緊急事態全面解除 命と暮らしの安保築け

 政府は、新型コロナウイルス対応の緊急事態宣言を全面的に解除した。しかし感染終息までの道のりは長い。感染の再拡大を防ぐには、感染防止と経済活動の拡大を両立できるよう命と暮らしの安全保障の構築が必要だ。農業の復興にもつながる。

 ウイルスは消えたわけではない。政府諮問委員会の尾身茂会長は国会で20日、「見えない感染が続いていると考えるべきだ」と指摘。政府専門家会議の脇田隆字座長は、終息の切り札とされるワクチン開発は「年を越えると思っている」と述べた。

 感染再拡大の防止で重要なのは感染者の早期の発見・隔離・治療であり、検査・医療体制の強化を急ぐ必要がある。またマスクなど防護具が不足し、輸入依存が課題に挙がる。PCR検査が増えなかった要因として、保健所の削減など公衆衛生体制の後退も指摘される。政府が進めようとしている公立・公的病院の再編・統合にも批判が高まっている。コロナ禍を教訓に医療を「命の安保」の要とし、効率化路線を転換すべきだ。

 安倍晋三首相は、事業と雇用を守り抜くと表明した。真価が問われるのはこれからだ。日本の経済成長はマイナスに落ち込み、雇用情勢も急速に悪化している。世界的にも大恐慌以来の景気後退が懸念される。

 外出・移動自粛や休業要請などの緩和・解除が広がる。第2波が発生し再び宣言が出ても、以前の状態に戻すのは容易ではないだろう。感染防止を最優先にすべきだ。それには、収入が減ったままでも事業が継続できるよう政府は経営支援を継続・拡充する必要がある。農業分野も同様だ。追加経済対策で自民党は、コロナ対策に取り組む農家への補助金の新設などを提言。政府は真摯(しんし)に受け止め、支援が必要な全ての農家に迅速に届くようにすべきだ。

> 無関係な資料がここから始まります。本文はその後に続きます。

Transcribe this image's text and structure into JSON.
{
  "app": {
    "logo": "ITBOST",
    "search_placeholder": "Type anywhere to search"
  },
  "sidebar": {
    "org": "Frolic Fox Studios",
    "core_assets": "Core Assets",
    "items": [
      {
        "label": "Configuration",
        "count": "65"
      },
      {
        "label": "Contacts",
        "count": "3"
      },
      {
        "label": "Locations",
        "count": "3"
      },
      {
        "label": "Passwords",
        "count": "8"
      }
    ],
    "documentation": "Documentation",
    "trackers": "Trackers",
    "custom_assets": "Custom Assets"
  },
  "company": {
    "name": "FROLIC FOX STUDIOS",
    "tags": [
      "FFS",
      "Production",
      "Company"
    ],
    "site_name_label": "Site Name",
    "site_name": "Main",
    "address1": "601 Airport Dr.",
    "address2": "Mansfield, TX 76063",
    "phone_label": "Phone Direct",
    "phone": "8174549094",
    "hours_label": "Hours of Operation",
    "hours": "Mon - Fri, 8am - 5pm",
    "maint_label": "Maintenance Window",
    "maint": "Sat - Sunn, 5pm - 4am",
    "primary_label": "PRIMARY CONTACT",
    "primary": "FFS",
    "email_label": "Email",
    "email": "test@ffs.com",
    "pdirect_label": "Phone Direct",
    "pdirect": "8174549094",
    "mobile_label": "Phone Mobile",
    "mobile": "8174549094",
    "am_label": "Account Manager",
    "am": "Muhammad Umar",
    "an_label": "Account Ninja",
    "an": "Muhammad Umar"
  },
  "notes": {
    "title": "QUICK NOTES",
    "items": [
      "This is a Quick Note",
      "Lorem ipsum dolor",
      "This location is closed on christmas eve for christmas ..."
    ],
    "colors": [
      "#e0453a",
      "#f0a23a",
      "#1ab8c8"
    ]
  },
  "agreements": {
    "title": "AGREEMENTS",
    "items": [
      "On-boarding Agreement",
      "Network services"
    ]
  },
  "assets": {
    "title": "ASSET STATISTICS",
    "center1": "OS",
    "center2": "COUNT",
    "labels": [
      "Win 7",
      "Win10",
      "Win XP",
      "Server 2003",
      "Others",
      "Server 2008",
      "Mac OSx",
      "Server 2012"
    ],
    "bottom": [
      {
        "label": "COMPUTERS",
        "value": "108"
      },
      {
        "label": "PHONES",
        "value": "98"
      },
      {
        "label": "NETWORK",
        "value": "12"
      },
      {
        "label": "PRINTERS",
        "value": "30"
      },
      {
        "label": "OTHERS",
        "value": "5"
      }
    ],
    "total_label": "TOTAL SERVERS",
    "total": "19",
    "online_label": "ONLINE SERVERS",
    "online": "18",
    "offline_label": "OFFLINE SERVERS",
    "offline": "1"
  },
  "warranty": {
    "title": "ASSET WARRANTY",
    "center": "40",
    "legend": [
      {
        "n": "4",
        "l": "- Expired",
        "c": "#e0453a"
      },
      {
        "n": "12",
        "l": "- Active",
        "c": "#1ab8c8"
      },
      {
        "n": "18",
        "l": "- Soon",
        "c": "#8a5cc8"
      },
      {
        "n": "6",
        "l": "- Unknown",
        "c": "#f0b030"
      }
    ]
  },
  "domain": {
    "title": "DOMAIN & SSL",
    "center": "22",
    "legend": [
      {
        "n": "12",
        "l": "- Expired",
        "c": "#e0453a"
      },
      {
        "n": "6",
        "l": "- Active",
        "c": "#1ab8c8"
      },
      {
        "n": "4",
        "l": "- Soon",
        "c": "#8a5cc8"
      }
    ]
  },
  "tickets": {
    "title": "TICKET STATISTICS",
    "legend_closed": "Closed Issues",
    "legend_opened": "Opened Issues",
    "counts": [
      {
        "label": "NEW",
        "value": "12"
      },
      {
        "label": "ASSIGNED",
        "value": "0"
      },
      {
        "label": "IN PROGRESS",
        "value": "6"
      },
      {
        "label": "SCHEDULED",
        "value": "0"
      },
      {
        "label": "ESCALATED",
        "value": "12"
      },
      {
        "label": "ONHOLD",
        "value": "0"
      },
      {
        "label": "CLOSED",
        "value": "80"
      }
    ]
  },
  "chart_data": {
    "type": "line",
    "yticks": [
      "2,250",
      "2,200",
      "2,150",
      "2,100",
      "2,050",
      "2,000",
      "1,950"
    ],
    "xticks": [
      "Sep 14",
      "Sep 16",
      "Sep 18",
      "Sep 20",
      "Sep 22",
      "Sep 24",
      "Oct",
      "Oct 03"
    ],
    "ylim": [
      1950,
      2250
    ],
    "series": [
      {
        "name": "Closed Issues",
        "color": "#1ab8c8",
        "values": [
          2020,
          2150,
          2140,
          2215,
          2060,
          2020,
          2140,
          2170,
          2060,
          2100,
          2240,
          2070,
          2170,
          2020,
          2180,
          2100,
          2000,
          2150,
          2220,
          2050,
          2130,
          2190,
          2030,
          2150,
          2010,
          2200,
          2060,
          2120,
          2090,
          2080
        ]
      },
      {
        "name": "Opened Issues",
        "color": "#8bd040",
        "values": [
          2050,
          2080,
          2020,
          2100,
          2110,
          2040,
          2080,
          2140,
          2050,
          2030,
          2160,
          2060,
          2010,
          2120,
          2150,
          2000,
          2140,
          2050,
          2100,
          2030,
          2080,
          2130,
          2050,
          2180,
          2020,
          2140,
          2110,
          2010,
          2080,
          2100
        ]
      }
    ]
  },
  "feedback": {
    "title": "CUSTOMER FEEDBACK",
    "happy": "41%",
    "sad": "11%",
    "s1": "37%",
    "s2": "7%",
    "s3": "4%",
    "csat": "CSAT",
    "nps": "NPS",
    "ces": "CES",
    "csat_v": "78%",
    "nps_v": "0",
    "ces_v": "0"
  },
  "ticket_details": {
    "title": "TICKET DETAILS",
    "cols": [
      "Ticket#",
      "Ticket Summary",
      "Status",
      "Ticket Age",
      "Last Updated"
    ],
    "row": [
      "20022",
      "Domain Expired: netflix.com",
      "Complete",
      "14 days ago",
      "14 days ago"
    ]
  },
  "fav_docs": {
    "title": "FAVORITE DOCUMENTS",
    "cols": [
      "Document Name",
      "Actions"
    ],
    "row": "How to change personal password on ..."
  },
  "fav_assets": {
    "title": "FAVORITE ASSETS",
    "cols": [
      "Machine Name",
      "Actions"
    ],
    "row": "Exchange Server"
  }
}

 感染防止と経済活動拡大の両立では都道府県が重要な役割を担う。感染防止を第一とするよう求める。支援策では政府と自治体の役割分担が重要だ。休業補償に政府が後ろ向きな中で都道府県が協力金を設けた。農業でも、市町村を含め地域の実態に合わせた支援策を実施。ただ財政事情で格差がある。自治体向け臨時交付金の大幅な増額など十分な財政支援をすべきだ。

 失業や休業手当が支給されないなどで生活困窮者の増加が懸念される。政府は一律10万円の給付をしているが、生活困窮者には継続的な支援が必要だ。セーフティーネット(安全網)の検証と見直しも求められる。

 安倍政権が農業の成長の柱としてきた、訪日外国人(インバウンド)対応を含む輸出拡大は当面厳しいとみられる。生産基盤の維持・拡大には、国民に国産を選んでもらうことが必要だ。政権が拡大を誇ってきた景気も、多くの国民に実感がないまま悪化。食料安保確立の観点からも、全ての国民が安心して生活できるよう所得を下支えする「暮らしの安保」が重要だ。